For comparison we compute confidence intervals based on the quasi Poisson model and the \( \Gamma \)-model.
vegetablesGlm2 <- glm(form, family = quasipoisson, data = vegetables)
confint.default(vegetablesGlm2, c("ad1", "discount"))
## 2.5 % 97.5 %
## ad1 0.30806 0.63043
## discount 0.02859 0.05952
The use of the quasi Poisson model clearly improves the confidence intervals, but they are still not as wide as those obtained from non-paramtric bootstrapping.
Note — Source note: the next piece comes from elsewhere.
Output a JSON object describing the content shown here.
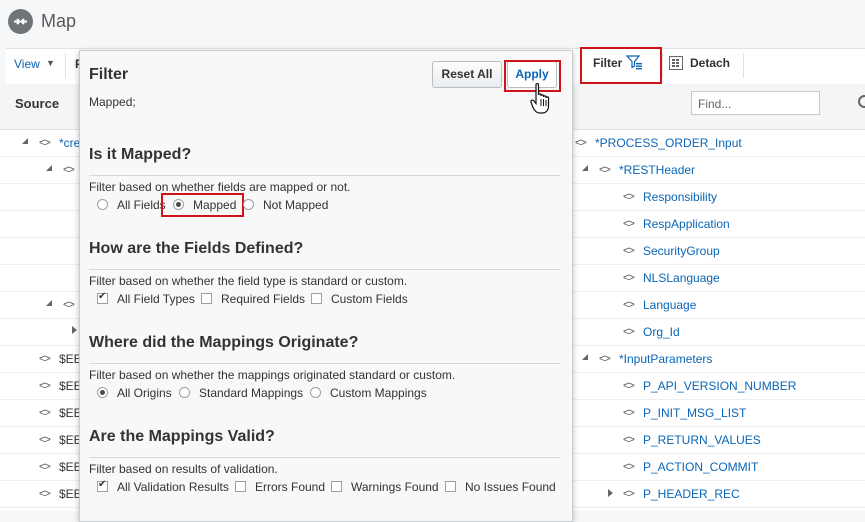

The quasi Poisson model is only capable of correcting for overdispersion, and does not correct for a lack of fit of the variance function.
vegetablesGlm3 <- glm(form, family = Gamma("log"), data = vegetables)
confint.default(vegetablesGlm3, c("ad1", "discount"))
## 2.5 % 97.5 %
## ad1 0.004606 0.36234
## discount 0.010511 0.03825
Though the \( \Gamma \)-model with the log-link has the same mean value structure as the Poisson model, the fit and the confidence intervals are quite different. The fit will be different because the weights obtained from the variance function are different. Cases with a large expected value will be weighted further down when we use the \( \Gamma \)-model, and will thus contribute less to the fit. However, I also suspect that there is a lack of fit of the linear model of discount, and that this is the reason that the change of model causes a dramatic change in the fitted model and the confidence intervals. This has to be investigated further.